I tried again. And again. Nothing.

A cold prickle of unease snaked up my spine. Ellie never turned off her phone. Never. She was meticulously organized, always reachable for urgent data points.

I needed to find her. To reason with her. This emotional outburst was disruptive. It was inefficient.

I headed for the dorms. The institute dorms. Her temporary accommodation. I knew her room number. I had helped carry her box, hadn't I? A small, almost imperceptible tremor ran through me as I remembered the casual intimacy Kiara had displayed, the way Ellie had clutched the box defensively. Irrelevant data, I had classified it then. Now, it felt... significant.

At her door, I knocked. No answer. I knocked harder. Nothing.

"Ellie?" I called out, my voice echoing in the empty hallway.

A cleaning staff member rounded the corner, pushing a cart. "Looking for Dr. Cleveland, sir? She checked out this morning. Said she was transferring."

My breath hitched. Transferring. I knew that. But not now. Not like this.

"Do you know where she went?," I asked, a strange tightness in my chest.
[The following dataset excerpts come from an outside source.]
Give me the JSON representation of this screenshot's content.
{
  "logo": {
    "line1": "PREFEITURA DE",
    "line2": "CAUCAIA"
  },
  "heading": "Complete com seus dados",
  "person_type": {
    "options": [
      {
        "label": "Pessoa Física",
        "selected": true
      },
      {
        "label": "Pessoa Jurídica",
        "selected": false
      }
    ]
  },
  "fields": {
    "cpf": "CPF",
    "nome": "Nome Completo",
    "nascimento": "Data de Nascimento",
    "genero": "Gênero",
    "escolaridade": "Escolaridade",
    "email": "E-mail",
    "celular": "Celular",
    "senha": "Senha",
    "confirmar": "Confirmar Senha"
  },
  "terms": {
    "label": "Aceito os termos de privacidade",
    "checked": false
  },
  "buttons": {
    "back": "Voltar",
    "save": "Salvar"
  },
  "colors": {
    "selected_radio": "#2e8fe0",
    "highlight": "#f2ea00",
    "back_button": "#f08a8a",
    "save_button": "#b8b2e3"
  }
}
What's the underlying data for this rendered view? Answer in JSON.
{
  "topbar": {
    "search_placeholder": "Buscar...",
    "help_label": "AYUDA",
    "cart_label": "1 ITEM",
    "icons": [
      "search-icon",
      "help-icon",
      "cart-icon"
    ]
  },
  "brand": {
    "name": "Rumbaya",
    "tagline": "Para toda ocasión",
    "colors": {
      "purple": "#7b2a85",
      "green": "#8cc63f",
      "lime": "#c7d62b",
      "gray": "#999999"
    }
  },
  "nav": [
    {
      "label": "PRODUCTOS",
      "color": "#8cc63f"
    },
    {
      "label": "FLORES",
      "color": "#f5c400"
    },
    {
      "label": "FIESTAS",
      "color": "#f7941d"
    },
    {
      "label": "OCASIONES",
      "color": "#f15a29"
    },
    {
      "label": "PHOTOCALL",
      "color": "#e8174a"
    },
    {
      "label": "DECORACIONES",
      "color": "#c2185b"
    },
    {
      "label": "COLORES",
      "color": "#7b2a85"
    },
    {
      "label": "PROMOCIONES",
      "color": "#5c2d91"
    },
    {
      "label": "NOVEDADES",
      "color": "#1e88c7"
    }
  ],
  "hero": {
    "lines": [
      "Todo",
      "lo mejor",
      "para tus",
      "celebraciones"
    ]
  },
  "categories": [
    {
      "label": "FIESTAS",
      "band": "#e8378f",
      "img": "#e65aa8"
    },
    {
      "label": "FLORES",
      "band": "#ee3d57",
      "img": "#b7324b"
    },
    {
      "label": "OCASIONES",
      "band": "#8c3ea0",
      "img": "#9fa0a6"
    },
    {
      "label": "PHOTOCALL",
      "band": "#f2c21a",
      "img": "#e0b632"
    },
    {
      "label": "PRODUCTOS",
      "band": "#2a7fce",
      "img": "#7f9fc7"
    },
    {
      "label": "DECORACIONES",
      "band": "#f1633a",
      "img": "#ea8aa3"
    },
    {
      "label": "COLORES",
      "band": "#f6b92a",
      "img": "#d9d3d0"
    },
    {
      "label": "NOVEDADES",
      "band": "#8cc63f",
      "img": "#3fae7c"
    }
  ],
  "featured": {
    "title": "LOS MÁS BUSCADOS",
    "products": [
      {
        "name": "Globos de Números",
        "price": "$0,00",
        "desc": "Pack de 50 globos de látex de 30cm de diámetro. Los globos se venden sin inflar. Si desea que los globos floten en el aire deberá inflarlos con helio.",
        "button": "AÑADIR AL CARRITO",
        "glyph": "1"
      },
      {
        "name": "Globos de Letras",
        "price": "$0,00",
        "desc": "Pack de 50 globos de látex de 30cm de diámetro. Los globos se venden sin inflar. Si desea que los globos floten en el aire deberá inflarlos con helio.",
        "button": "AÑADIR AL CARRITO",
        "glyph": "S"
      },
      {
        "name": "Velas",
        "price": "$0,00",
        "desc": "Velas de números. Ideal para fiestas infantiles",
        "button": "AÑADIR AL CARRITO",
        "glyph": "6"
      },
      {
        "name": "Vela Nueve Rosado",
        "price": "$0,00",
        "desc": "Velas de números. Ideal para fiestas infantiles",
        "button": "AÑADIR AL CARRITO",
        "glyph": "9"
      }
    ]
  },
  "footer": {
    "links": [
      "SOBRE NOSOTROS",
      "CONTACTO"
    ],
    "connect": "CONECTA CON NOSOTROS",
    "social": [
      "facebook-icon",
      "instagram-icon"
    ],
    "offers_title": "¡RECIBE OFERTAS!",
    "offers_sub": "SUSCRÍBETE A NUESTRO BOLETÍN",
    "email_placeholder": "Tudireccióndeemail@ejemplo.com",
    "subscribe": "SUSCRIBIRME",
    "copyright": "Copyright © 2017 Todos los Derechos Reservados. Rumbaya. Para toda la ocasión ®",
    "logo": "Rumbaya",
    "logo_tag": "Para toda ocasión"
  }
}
The woman shrugged. "Just said she was leaving. Had a small bag. Didn't look back."

Didn't look back.

My mind raced. The dorms. The house. She had sold the house. Our house. The one she had picked out the tiles for. My logical brain reeled. Where would she go? She had nowhere else.

A sudden, overwhelming surge of panic. It was like a piece of critical software had crashed, leaving my entire system in disarray. Ellie. She was... gone.

I tried calling again. Still nothing. I tried her personal email. No response.

I walked back to my office, the familiar surroundings now feeling alien, empty. The silence was deafening. I sat at my desk, trying to focus on Kiara's latest draft, but the words blurred. My mind kept replaying Ellie's blazing eyes, the sting on my cheek, the finality of her hatred.

I looked around my office. The meticulously organized files. The perfectly calibrated instruments. The quiet, orderly space I had come to rely on. Who had maintained this order for the past decade? Who had ensured every detail was taken care of, every loose end tied, allowing me to delve into the abstract without distraction?

Ellie.

A wave of something, cold and suffocating, washed over me. It was like a sudden vacuum. The air felt thin. My chest tightened. It wasn't just panic. It was... absence. A vast, terrifying emptiness where something essential had always been.

I saw the calendar on my desk. The wedding date, circled in red. Just a few weeks away. I hadn' t thought about it much, beyond the logistical planning Ellie had handled. It was just another item on the itinerary.

But now... now it wasn't.

A wedding. My wedding. With Ellie.

A strange thought bloomed in my mind, illogical, unexpected. I had expected her to be there. Always. I had even felt a faint, almost scientific curiosity about the ceremony itself. A public affirmation. A new phase of... stability.

I would talk to her at the wedding. Explain everything. She would understand. She always did. This was just a misunderstanding, born of her temporary emotional distress.

I would see her there. We would resolve this. I would make her understand.